Emotions_dataset_ML

Introduction

The purpose of this project is to create a statistical model that can identify the emotional sentiment of a short sentence as accurately as possible. The possible scope of this project is greatly restrained by the dataset that was chosen, as it only includes 6 emotional sentiments for the algorithm to identify. Emotional sentiment is very nuanced and there are much more than just 6 emotional sentiments that one may express, but the simplicity of this dataset will make it easier to create a basic functional product. This notebook was also an experiment in using copilot to accelerate my workflow and to make my code more accurate.

While this project is being done for learning, there are many practical applications of sentiment classification. This model may be used to identify the sentiment of customers towards a brand or product quickly and efficiently. It would also be useful as a light-weight option to label the sentiment of a large corpus of text samples as a part of a larger machine learning pipeline.

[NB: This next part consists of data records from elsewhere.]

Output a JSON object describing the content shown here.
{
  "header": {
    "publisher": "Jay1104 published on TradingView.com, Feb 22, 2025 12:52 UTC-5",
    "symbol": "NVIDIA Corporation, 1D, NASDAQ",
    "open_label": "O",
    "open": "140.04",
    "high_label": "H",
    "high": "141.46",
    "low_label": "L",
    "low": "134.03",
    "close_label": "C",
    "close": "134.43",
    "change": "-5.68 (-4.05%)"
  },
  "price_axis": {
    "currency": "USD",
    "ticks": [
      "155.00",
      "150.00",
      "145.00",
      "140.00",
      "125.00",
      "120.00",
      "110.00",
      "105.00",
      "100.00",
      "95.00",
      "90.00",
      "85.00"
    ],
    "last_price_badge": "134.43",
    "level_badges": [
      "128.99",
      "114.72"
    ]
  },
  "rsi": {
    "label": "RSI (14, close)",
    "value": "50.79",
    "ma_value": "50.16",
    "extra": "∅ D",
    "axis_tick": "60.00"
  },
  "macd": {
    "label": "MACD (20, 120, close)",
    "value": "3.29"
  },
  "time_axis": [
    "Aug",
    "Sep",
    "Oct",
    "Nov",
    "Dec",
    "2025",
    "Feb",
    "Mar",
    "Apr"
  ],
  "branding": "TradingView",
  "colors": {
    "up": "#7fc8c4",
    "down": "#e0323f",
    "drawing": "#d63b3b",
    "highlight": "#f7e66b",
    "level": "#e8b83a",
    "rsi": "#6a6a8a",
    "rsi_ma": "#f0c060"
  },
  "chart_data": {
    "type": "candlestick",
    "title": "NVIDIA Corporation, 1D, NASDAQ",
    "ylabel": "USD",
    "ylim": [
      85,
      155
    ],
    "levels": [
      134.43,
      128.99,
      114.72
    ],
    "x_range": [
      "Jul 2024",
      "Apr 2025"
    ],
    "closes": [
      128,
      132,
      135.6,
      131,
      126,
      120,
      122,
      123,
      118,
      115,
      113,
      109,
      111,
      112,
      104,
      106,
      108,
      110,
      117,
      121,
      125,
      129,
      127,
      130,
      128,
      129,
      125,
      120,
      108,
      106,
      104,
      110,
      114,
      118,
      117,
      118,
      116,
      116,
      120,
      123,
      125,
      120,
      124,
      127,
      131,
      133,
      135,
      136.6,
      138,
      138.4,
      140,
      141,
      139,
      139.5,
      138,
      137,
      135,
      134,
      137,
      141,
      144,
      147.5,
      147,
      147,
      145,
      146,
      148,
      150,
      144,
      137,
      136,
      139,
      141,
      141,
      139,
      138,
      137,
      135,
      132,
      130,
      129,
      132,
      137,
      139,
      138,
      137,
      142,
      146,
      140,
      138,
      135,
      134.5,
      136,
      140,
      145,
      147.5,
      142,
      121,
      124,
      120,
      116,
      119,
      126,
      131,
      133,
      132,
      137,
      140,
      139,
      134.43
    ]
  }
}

The text samples are divided into 6 categories depending on their emotional sentiment: Anger, Sadness, Love, Joy, Fear, and Surprise. These sentiments are quite general; most other emotions that people express in a typical discourse can be grouped into one of them. For this reason, they are a good representation of a generalized emotional range. The data was retrieved from Kaggle. The original uploader has already processed and cleaned the data, rendering it into a format that is ready for tokenization and analysis via machine learning. The data has also already been split into training, validation, and test sets of appropriate size, which is potentially both good and bad. It may save effort in the short term, but for processes where we can't plug in a pre-split validation set, we may have to write extra code to recombine them.

Data Explaination

Most of the samples in the data were labeled as 'joy' or 'sadness'. The least common label is 'surprise'. There is a significant imbalance between the distribution of labels, which may have affected the performance of the final model.

Joy and Sadness had the most unique words associated with them. Joy had ~5000 unique words in its samples that were not contained in samples with other labels. Surprise had the fewest unique words, which tracks with the fact that it also has the fewest total samples.

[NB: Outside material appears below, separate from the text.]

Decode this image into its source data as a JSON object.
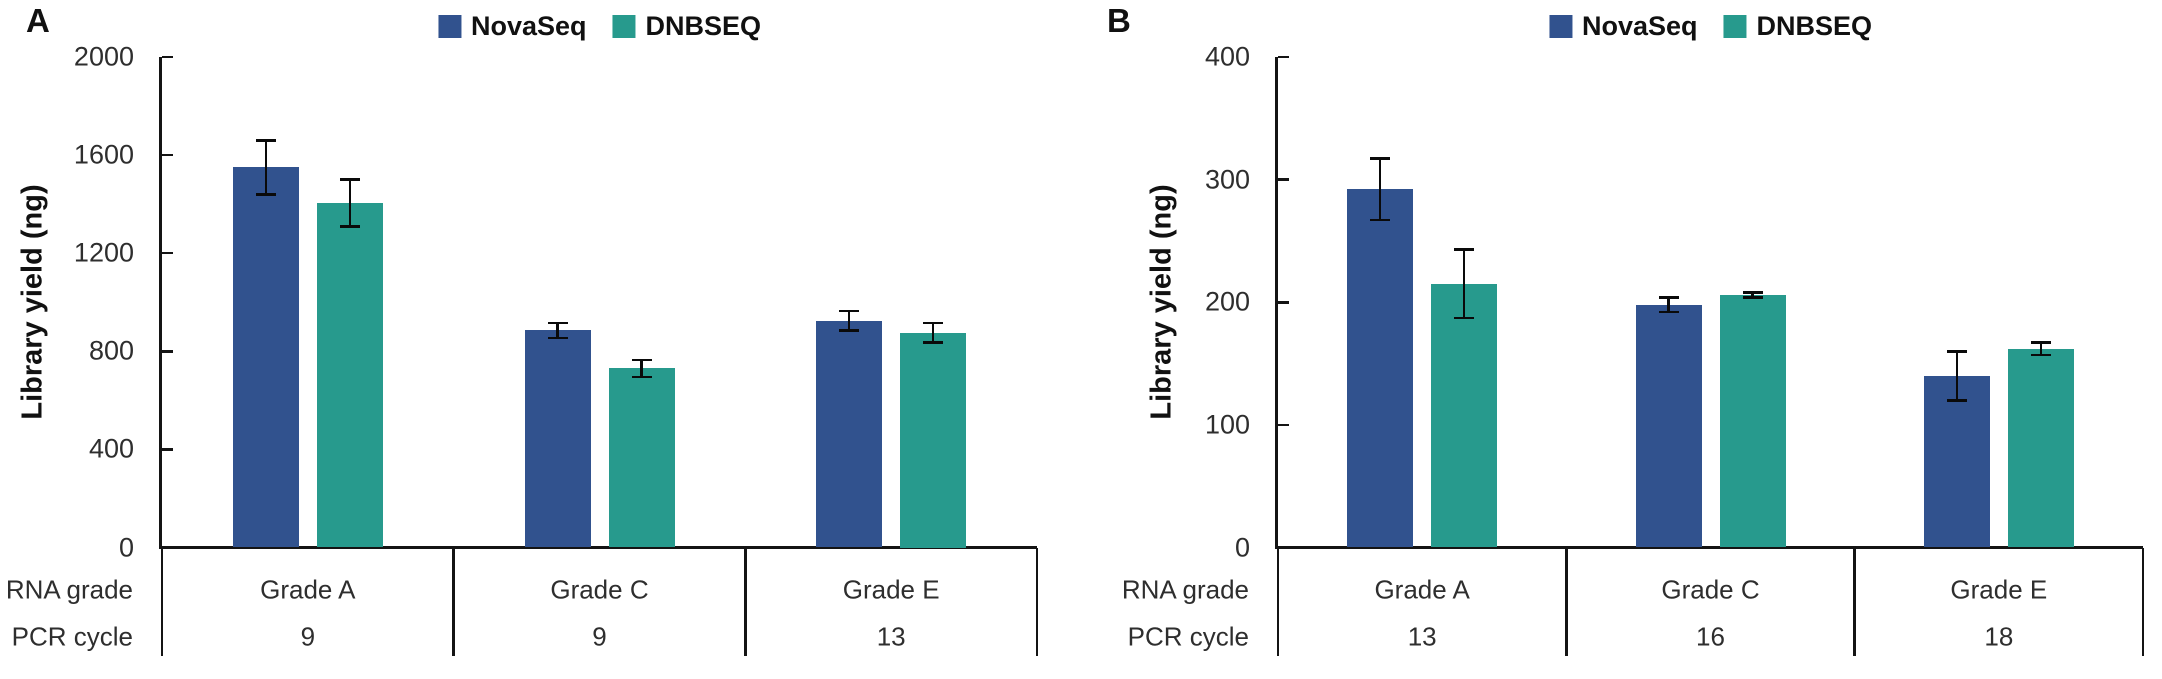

With stopwords and the most common shared words between all samples removed, the following set of charts describes the distribution of the most common words for each label:

Methodology

This project acomplished its goals through the use of a simple neural network with a single hidden layer and a basic RELU activation function. The basic parameters that I started with were taught to me in this lesson from flatiron school as a basic architecture that works well for text classification. No extra cleaning or splitting of the data was necessary, as this had already been performed by the aggregator on kaggle. The basic tokenizer included in Keras was used to vectorize the text with an inventory of 2000 words. No special tokenization techniques were used, and the resulting tokenizer model was saved to a json file so it can be loaded and used by other applications. A parameter gridsearch was attempted with the neural network, but none of the attempted parameter shifts were better than the basic parameters that we started with. Construction of a Naive Bayes model was also attempted in the notebook, but its performance was not comparable to the neural network and it was rejected.

Results

The final model achieved an accuracy of 88% on the test data with a final F1 score of 0.3. Likely due to the imbalance in labels, the model struggles to properly identify surprise, which was the least common emotion in the dataset. It also has a tendency to occasionally confuse fear and anger, which may be due to their similar inventory of words. The following are charts of accuracy and loss over the course of the model's training, and a confusion matrix that shows its results:

Analysis and Conclusions

This model is useful for the analysis of customer sentiment expressed on short form social media platforms such as twitter. It has the limitation of only remaining accurate for samples roughly 150 characters in length, so it is best suited to analyzing the sentiment of short messages. The most interesting use of this model would be to create a dashboard that measures customer feedback in real time in response to the activities of a company.

Next Steps

There are still many ways the model could be improved. Notably, other notebooks that work with this data achieved an accuracy slightly higher than mine - I managed 88%, and the highest I could find was 92%. Here are a few steps I might take to further improve my process:

Experiment more with the structure of the neural network. I used a very basic architecture I've seen others use for similar text identification tasks, and it is possible that different activation functions or connection types could improve accuracy.
One hot encode words that are unique to each emotional sentiment. This is not guaranteed to increase the model's accuracy, but it is the logical next step to try.
Experiment with different tokenization techniques. This notebook just used the most simple tokenizer available in the Keras library. It is possible that a more complex tokenization technique could preserve more of the information in the text and slightly improve the model's accuracy.